The problem with having lmtpd talk SMTP is that the SMTP server might
give a temporary failure, and it's not totally clear what lmtpd should
do then.  Return failure to the MTA?  Discard the attempt to send
outgoing messages?

Actually, lmtpd already has this problem (/usr/sbin/sendmail might be
unhappy for some reason) but it is less frequent.

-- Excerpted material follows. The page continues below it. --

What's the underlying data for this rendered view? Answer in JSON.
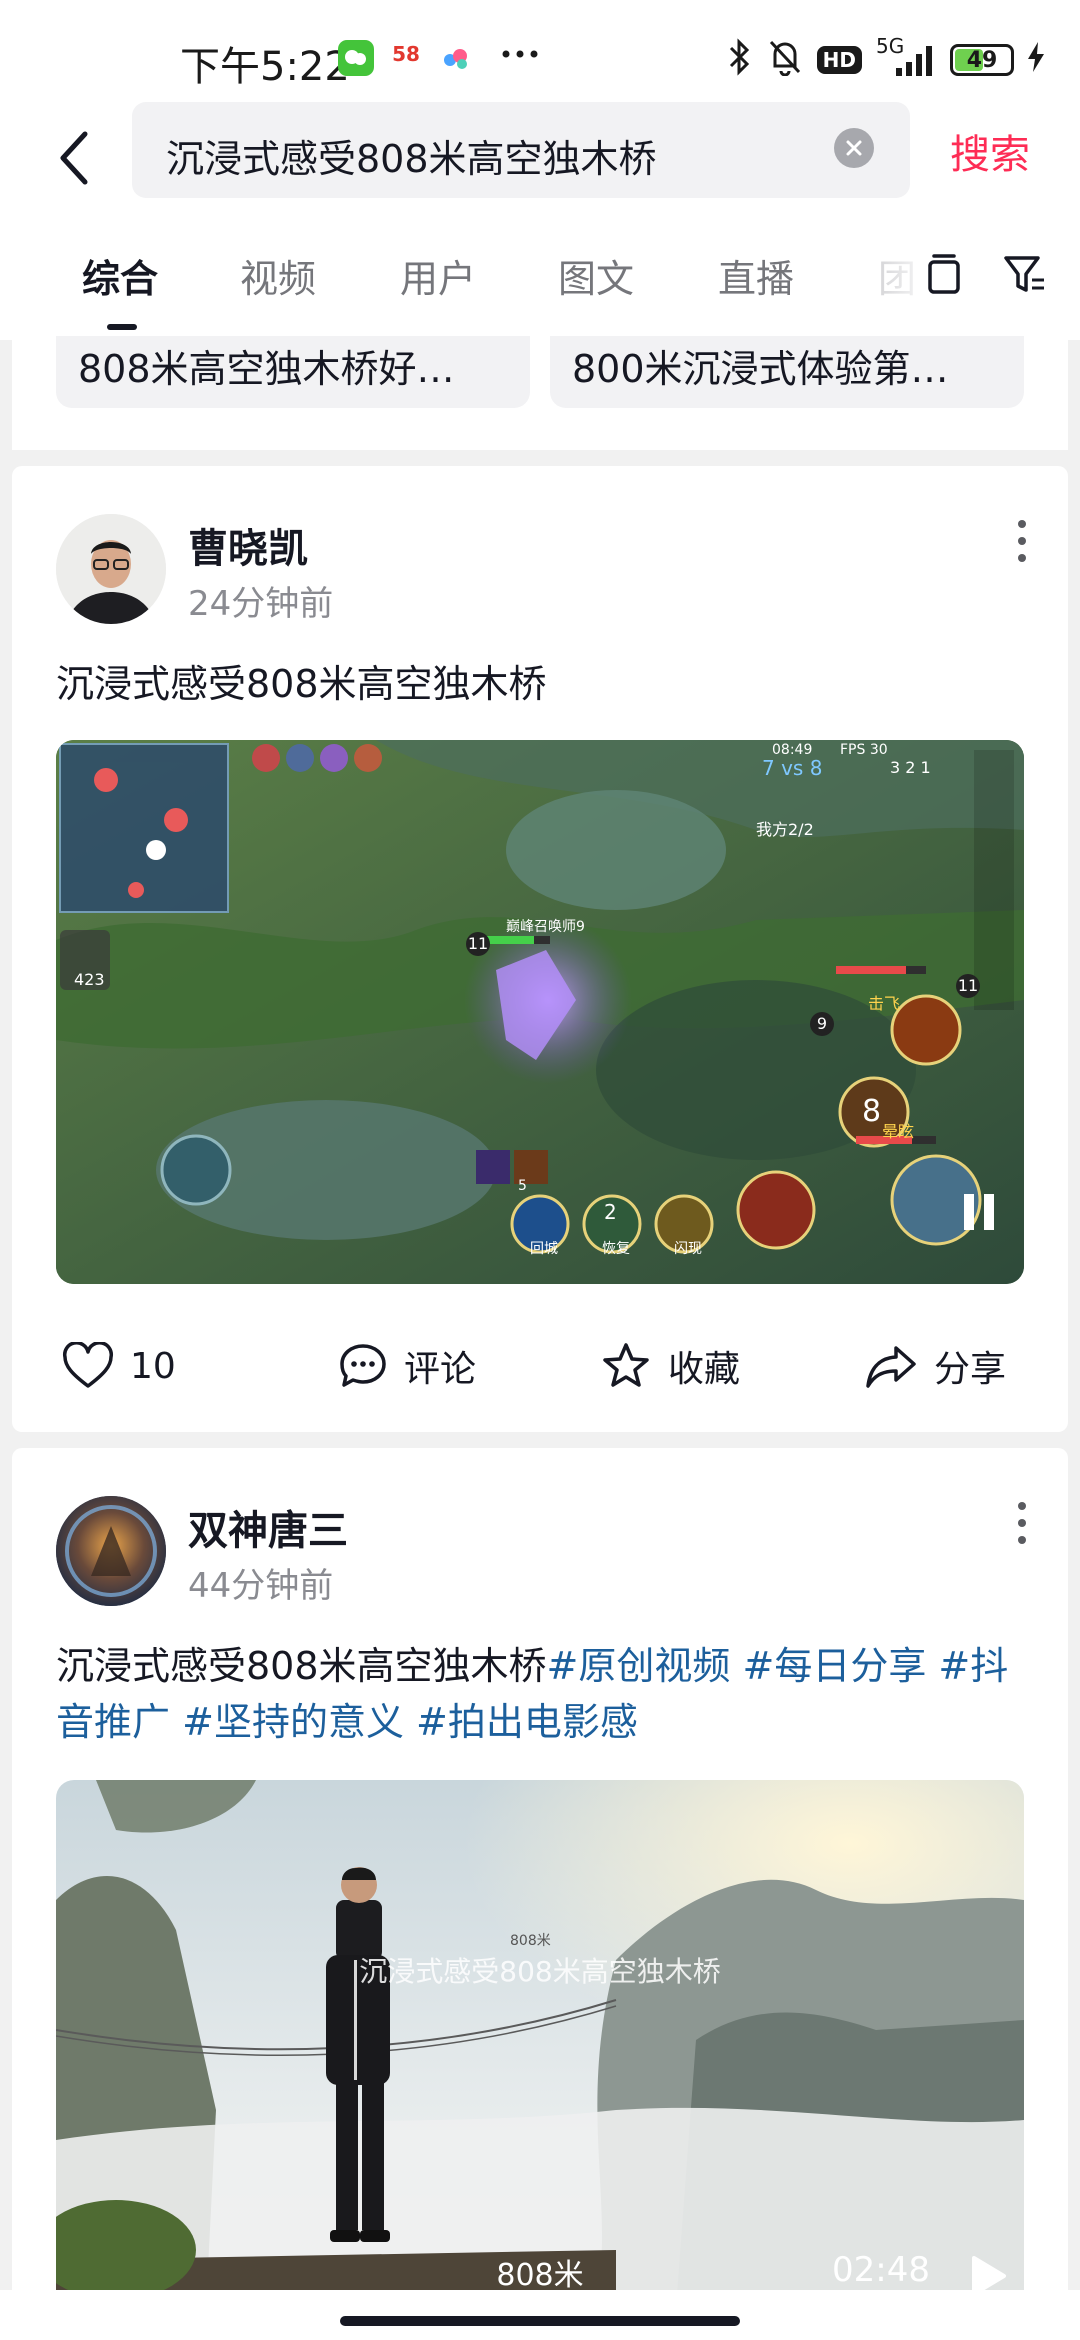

If you search Freshmeat, you can find simple programs that will
pretend to be /usr/sbin/sendmail and deliver to an SMTP server.

Larry

   Hmm.  This would require lmtpd to speak [E]SMTP.  There is client-side
   LMTP code in lmtpengine.c which we might be able to use for this
   purpose.  This would eliminate problems with incompatible command-line
   options (IIRC, Postfix doesn't like '-f <>')  I would imagine that the
   option would be something like 'host[:port]'.  This way we could talk to
   a MSA (port 587) as well as a MTA.

   I can take a look at this possibility for 2.1.1.